A cette époque mon genre de prédilection était le western. Je ne savais pas alors que certains de mes westerns favoris avaient été réalisés par Anthony Mann. Quelques années plus tard ses cadrages, son tempo mesuré et sa concision m’ont paru d’une force expressive inhabituelle.

Miracle en Alabama (The Miracle Yorker, Arthur Penn, 1962) m’a beaucoup ému. J’avais douze ans. Le film m’a fait sentir que le cinéma pouvait apporter des émotions presque épidermiques sans s’adresser à l’intellect. Et puis j’ai eu l’impression que grâce au langage, Helen Keller, l’enfant sourde, aveugle et muette, naissait une deuxième fois.

The miracle worker
Miracle en Alabama

A douze ans j’ai vu Rouges et blancs (Csillagosok, Katonák, Miklós Jancsó, 1967), situé pendant la Première Guerre mondiale dans la puszta hongroise. Le film m’a paru une bizarrerie, je n’ai rien compris mais, en dépit de sa froideur, j’ai été captivé par la chorégraphie des mouvements de caméra. J’ignorais qu’on les désignait sous le nom de « plan séquence ».

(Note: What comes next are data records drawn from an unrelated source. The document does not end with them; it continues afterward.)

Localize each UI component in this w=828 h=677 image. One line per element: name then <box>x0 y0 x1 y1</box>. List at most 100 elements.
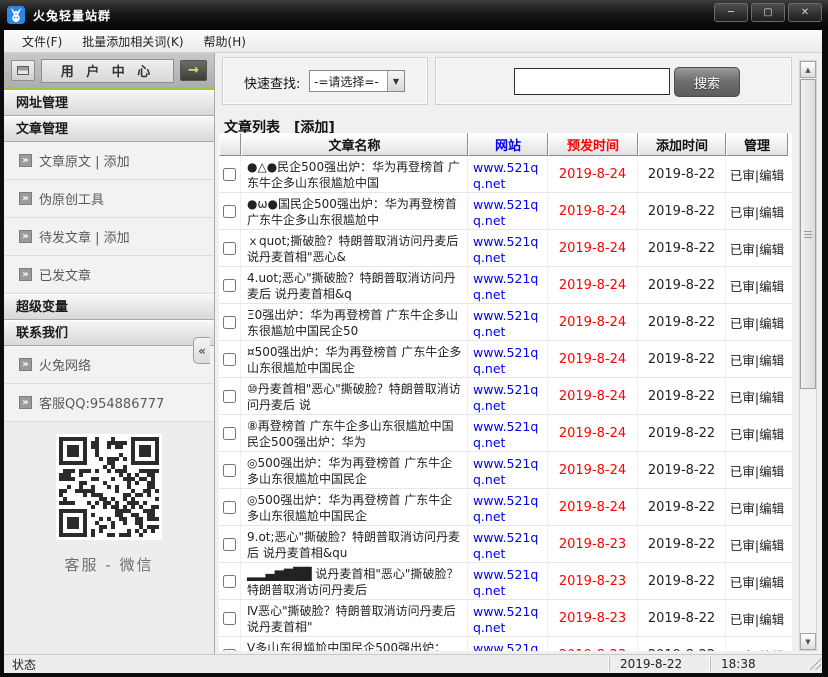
sidebar-section-url-management[interactable]: 网址管理 <box>4 90 214 116</box>
site-link[interactable]: www.521qq.net <box>468 415 548 451</box>
table-header-row: 文章名称 网站 预发时间 添加时间 管理 <box>219 133 792 156</box>
row-checkbox[interactable] <box>223 464 236 477</box>
article-title[interactable]: ｘquot;撕破脸？特朗普取消访问丹麦后 说丹麦首相"恶心& <box>241 230 468 266</box>
site-link[interactable]: www.521qq.net <box>468 267 548 303</box>
maximize-button[interactable]: ▢ <box>751 3 785 22</box>
row-checkbox[interactable] <box>223 649 236 652</box>
row-checkbox[interactable] <box>223 242 236 255</box>
search-input[interactable] <box>514 68 670 95</box>
manage-links[interactable]: 已审|编辑 <box>726 563 788 599</box>
table-row: ⑧再登榜首 广东牛企多山东很尴尬中国民企500强出炉：华为 www.521qq.… <box>219 415 792 452</box>
row-checkbox[interactable] <box>223 353 236 366</box>
manage-links[interactable]: 已审|编辑 <box>726 415 788 451</box>
menu-help[interactable]: 帮助(H) <box>194 30 256 53</box>
article-title[interactable]: Ⅴ多山东很尴尬中国民企500强出炉： <box>241 637 468 651</box>
manage-links[interactable]: 已审|编辑 <box>726 304 788 340</box>
user-center-button[interactable]: 用 户 中 心 <box>41 59 174 83</box>
added-date: 2019-8-22 <box>638 563 726 599</box>
manage-links[interactable]: 已审|编辑 <box>726 452 788 488</box>
row-checkbox[interactable] <box>223 279 236 292</box>
resize-grip[interactable] <box>808 657 821 670</box>
manage-links[interactable]: 已审|编辑 <box>726 156 788 192</box>
article-title[interactable]: ●ω●国民企500强出炉：华为再登榜首 广东牛企多山东很尴尬中 <box>241 193 468 229</box>
vertical-scrollbar[interactable]: ▲ ▼ <box>799 60 817 651</box>
row-checkbox[interactable] <box>223 538 236 551</box>
site-link[interactable]: www.521qq.net <box>468 600 548 636</box>
sidebar-item-huotu-network[interactable]: » 火兔网络 <box>4 346 214 384</box>
row-checkbox[interactable] <box>223 501 236 514</box>
site-link[interactable]: www.521qq.net <box>468 378 548 414</box>
monitor-button[interactable] <box>11 60 35 81</box>
status-time: 18:38 <box>710 657 822 671</box>
row-checkbox[interactable] <box>223 612 236 625</box>
site-link[interactable]: www.521qq.net <box>468 526 548 562</box>
minimize-button[interactable]: ─ <box>714 3 748 22</box>
article-title[interactable]: Ⅳ恶心"撕破脸？特朗普取消访问丹麦后 说丹麦首相" <box>241 600 468 636</box>
article-title[interactable]: ⑩丹麦首相"恶心"撕破脸？特朗普取消访问丹麦后 说 <box>241 378 468 414</box>
row-checkbox[interactable] <box>223 316 236 329</box>
sidebar-item-published-articles[interactable]: » 已发文章 <box>4 256 214 294</box>
sidebar-item-article-original[interactable]: » 文章原文 | 添加 <box>4 142 214 180</box>
manage-links[interactable]: 已审|编辑 <box>726 341 788 377</box>
table-header-site[interactable]: 网站 <box>468 133 548 156</box>
article-title[interactable]: ●△●民企500强出炉：华为再登榜首 广东牛企多山东很尴尬中国 <box>241 156 468 192</box>
article-title[interactable]: ⑧再登榜首 广东牛企多山东很尴尬中国民企500强出炉：华为 <box>241 415 468 451</box>
table-header-publish-time[interactable]: 预发时间 <box>548 133 638 156</box>
site-link[interactable]: www.521qq.net <box>468 563 548 599</box>
table-header-article-name[interactable]: 文章名称 <box>241 133 468 156</box>
menu-file[interactable]: 文件(F) <box>12 30 72 53</box>
manage-links[interactable]: 已审|编辑 <box>726 489 788 525</box>
search-button[interactable]: 搜索 <box>674 67 740 97</box>
added-date: 2019-8-22 <box>638 304 726 340</box>
row-checkbox[interactable] <box>223 390 236 403</box>
row-checkbox[interactable] <box>223 427 236 440</box>
site-link[interactable]: www.521qq.net <box>468 304 548 340</box>
row-checkbox[interactable] <box>223 205 236 218</box>
chevron-down-icon[interactable]: ▼ <box>387 71 404 91</box>
sidebar-section-super-variables[interactable]: 超级变量 <box>4 294 214 320</box>
row-checkbox[interactable] <box>223 575 236 588</box>
manage-links[interactable]: 已审|编辑 <box>726 600 788 636</box>
row-checkbox[interactable] <box>223 168 236 181</box>
manage-links[interactable]: 已审|编辑 <box>726 637 788 651</box>
article-title[interactable]: ¤500强出炉：华为再登榜首 广东牛企多山东很尴尬中国民企 <box>241 341 468 377</box>
publish-date: 2019-8-23 <box>548 600 638 636</box>
scroll-down-icon[interactable]: ▼ <box>800 633 816 650</box>
manage-links[interactable]: 已审|编辑 <box>726 267 788 303</box>
site-link[interactable]: www.521qq.net <box>468 156 548 192</box>
site-link[interactable]: www.521qq.net <box>468 193 548 229</box>
manage-links[interactable]: 已审|编辑 <box>726 193 788 229</box>
sidebar-item-service-qq[interactable]: » 客服QQ:954886777 <box>4 384 214 422</box>
manage-links[interactable]: 已审|编辑 <box>726 526 788 562</box>
site-link[interactable]: www.521qq.net <box>468 637 548 651</box>
publish-date: 2019-8-23 <box>548 637 638 651</box>
sidebar-item-pseudo-original-tool[interactable]: » 伪原创工具 <box>4 180 214 218</box>
select-value: -=请选择=- <box>310 73 387 90</box>
sidebar-section-article-management[interactable]: 文章管理 <box>4 116 214 142</box>
article-title[interactable]: 4.uot;恶心"撕破脸？特朗普取消访问丹麦后 说丹麦首相&q <box>241 267 468 303</box>
article-title[interactable]: ◎500强出炉：华为再登榜首 广东牛企多山东很尴尬中国民企 <box>241 489 468 525</box>
article-title[interactable]: Ξ0强出炉：华为再登榜首 广东牛企多山东很尴尬中国民企50 <box>241 304 468 340</box>
site-link[interactable]: www.521qq.net <box>468 452 548 488</box>
scroll-up-icon[interactable]: ▲ <box>800 61 816 78</box>
article-title[interactable]: 9.ot;恶心"撕破脸？特朗普取消访问丹麦后 说丹麦首相&qu <box>241 526 468 562</box>
menu-batch-add-keywords[interactable]: 批量添加相关词(K) <box>72 30 193 53</box>
article-title[interactable]: ◎500强出炉：华为再登榜首 广东牛企多山东很尴尬中国民企 <box>241 452 468 488</box>
close-button[interactable]: ✕ <box>788 3 822 22</box>
site-link[interactable]: www.521qq.net <box>468 489 548 525</box>
table-header-manage[interactable]: 管理 <box>726 133 788 156</box>
sidebar-item-pending-articles[interactable]: » 待发文章 | 添加 <box>4 218 214 256</box>
site-link[interactable]: www.521qq.net <box>468 341 548 377</box>
article-title[interactable]: ▂▂▄▆▇██ 说丹麦首相"恶心"撕破脸？特朗普取消访问丹麦后 <box>241 563 468 599</box>
manage-links[interactable]: 已审|编辑 <box>726 378 788 414</box>
table-header-checkbox[interactable] <box>219 133 241 156</box>
sidebar-collapse-button[interactable]: « <box>193 337 210 364</box>
table-header-added-time[interactable]: 添加时间 <box>638 133 726 156</box>
manage-links[interactable]: 已审|编辑 <box>726 230 788 266</box>
quick-find-select[interactable]: -=请选择=- ▼ <box>309 70 405 92</box>
go-arrow-button[interactable]: → <box>180 60 207 81</box>
site-link[interactable]: www.521qq.net <box>468 230 548 266</box>
sidebar-section-contact-us[interactable]: 联系我们 <box>4 320 214 346</box>
scrollbar-thumb[interactable] <box>800 79 816 389</box>
table-body: ●△●民企500强出炉：华为再登榜首 广东牛企多山东很尴尬中国 www.521q… <box>219 156 792 651</box>
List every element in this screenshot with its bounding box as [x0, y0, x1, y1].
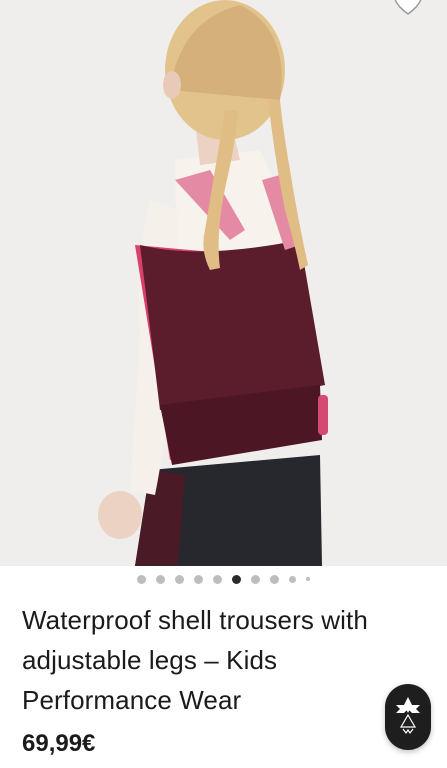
product-title: Waterproof shell trousers with adjustabl… [22, 605, 368, 715]
gallery-dot[interactable] [213, 574, 222, 584]
gallery-dot[interactable] [175, 574, 184, 584]
gallery-dot[interactable] [194, 574, 203, 584]
product-photo [0, 0, 447, 566]
gallery-dot[interactable] [289, 575, 296, 583]
gallery-dot[interactable] [270, 574, 279, 584]
gallery-pagination[interactable] [0, 566, 447, 592]
gallery-dot[interactable] [251, 574, 260, 584]
brand-logo-icon [393, 693, 423, 742]
brand-button[interactable] [385, 684, 431, 750]
gallery-dot[interactable] [306, 577, 310, 581]
product-image[interactable] [0, 0, 447, 566]
heart-outline-icon [392, 0, 424, 16]
favorite-button[interactable] [391, 0, 425, 18]
product-price: 69,99€ [22, 730, 96, 757]
gallery-dot-active[interactable] [232, 574, 241, 584]
gallery-dot[interactable] [156, 574, 165, 584]
gallery-dot[interactable] [137, 574, 146, 584]
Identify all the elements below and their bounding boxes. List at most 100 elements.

Et Jancsó utilisait l’une des plus belles compositions visuelles qui soient : le format scope en noir et blanc. Afin de renforcer la puissance dramatique Robert Rossen optait pour le même choix dans L’Arnaqueur (The Hustler,1961), que j’ai tant aimé.

The hustler

Deux ou trois ans plus tard j’ai vu Pas de printemps pour Marnie (Marnie, Alfred Hitchcock, 1964) face auquel j’ai perçu que la caméra et la couleur permettaient d’explorer des zones troubles de notre être, jusqu’à atteindre quelque chose dont j’ignorais le nom : l’inconscient. De plus, pour la première fois grâce la version originale sous-titrée me permettait de savourer un concert de voix dans une langue étrangère.

Tandis que les membres de ma famille dormaient, la version originale, écoutée à un volume bas, est devenu un plaisir clandestin renouvelé, grâce à l’excellente programmation des Ciné Club d’Antenne 2 et du Cinéma de Minuit de FR 3. Oui, je vivais alors en France. Trois ou quatre ans plus tard, la diffusion du Salon de musique (Jalsaghar, Satyajit Ray, 1958) a été pour moi un moment mémorable. Sous le regard du cinéaste bengalais, dont même le nom m’était inconnu, l’hypnotique passage du temps anesthésiasit la raison et le quotidien se chargeait de sensualité.

Jalsaghar
Le Salon de musique

Très sensoriel était aussi un moyen-métrage que j’ai vu à neuf ou dix ans dans le préau du collège, tandis qu’il pleuvait : Crin Blanc (Albert Lamorisse, 1953). Je l’ai oublié pendant de nombreuses années mais je suppose que je me suis identifié au jeune Folco qui dressait en douceur l’indomptable pur sang dans les dunes de Camargue.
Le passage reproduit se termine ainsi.